How can I rotate connected components so that they are upright in Matlab?

Question

Currently I am working with a sudoku grid and I have the binary image. I am using Regionprops to get the area of the connected components and then turn the rest of the image black. After this I call the OCR method to try and read the sudoku numbers. The problem is that this only works if the sudoku grid in the image is straight and upright. If it is rotated even a little bit I am not able to pull the numbers. This is the code I have so far:

% get grid connected parts
conn_part = bwconncomp(im_binary);

% blacken area outside
stats = regionprops(conn_part,'Area'); 
im_out = im_binary;  % Make mask
im_out(vertcat(conn_part.PixelIdxList{[stats.Area] < 825 | [stats.Area] > 2500})) = 0; 

imagesc(im_out); 
title("Numbers pulled");
sudokuNum = ocr(im_out,'TextLayout','Block','CharacterSet','0123456789');
sudokuNum.Text;

Where im_binary is the binary image

im_out is the output image

stats is the object returned from regionprops containing the area of the connected components

I know I can rotate the image before getting the OCR results by doing:

im_out = imrotate(im_out, angle)

However I don't know what angle the grid is at since this is part of a function that loops through for multiple images. I looked into the regionprops method because there is an attribute 'Orientation' which I can pull from there but I don't understand how I would actually use it. It also states that regionprops will return a value between -90 and 90, but my image could be rotated by more than 90 degrees.

Answer 1

Don't rotate the connected component or the binary image. First use the binary image to determine the rotation, then rotate the original grey-scale or color input image, and then binarize the rotated image. You'll be able to transform with interpolation, which will improve your results greatly. It does require to do the binarization step twice, but I don't think this step usually is too expensive.
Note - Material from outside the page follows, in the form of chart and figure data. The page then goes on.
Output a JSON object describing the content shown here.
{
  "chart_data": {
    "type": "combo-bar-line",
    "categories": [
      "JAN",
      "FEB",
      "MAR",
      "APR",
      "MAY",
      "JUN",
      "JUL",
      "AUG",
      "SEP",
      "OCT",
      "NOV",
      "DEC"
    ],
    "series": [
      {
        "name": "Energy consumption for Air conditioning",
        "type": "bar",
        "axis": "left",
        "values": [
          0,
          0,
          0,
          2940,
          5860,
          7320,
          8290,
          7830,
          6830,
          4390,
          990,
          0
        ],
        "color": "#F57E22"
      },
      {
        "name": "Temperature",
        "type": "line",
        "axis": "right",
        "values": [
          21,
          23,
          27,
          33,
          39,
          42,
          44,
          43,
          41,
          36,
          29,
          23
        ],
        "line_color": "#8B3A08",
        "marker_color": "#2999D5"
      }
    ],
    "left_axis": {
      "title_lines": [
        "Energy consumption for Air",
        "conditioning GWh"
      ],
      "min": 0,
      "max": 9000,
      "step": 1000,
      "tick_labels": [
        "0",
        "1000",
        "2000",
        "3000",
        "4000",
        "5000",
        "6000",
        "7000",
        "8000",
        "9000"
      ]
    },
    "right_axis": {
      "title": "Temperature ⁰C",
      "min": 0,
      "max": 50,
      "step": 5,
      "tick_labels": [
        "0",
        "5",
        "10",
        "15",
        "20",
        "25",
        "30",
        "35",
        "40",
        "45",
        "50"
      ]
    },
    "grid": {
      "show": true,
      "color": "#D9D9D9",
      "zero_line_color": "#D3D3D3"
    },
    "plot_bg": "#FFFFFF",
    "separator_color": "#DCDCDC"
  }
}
The regionprops orientation feature is computed by "fitting" an ellipse to the shape. This is meaningful only for elongated objects. For a square sudoku grid this will not yield any valuable information.

Instead, look at the angle at which the smallest Feret diameter was obtained. The Feret diameters are the lengths of the projections at arbitrary angles. At one angle, this projection is smallest. By necessity it will be at an angle corresponding to one of the principal axes of the square. Here is more information about how to compute Feret diameters in MATLAB.

A different alternative is e.g. to use the Hough transform to detect the lines of the grid.

Do note that the geometry of the puzzle will never tell you about which side is up. The angle you get here should be taken modulo π/2 (i.e. constrain to the range -π/4 to π/4).

To know what direction is up you might do by trying to read the text, if it fails, rotate by 90 degrees and try again.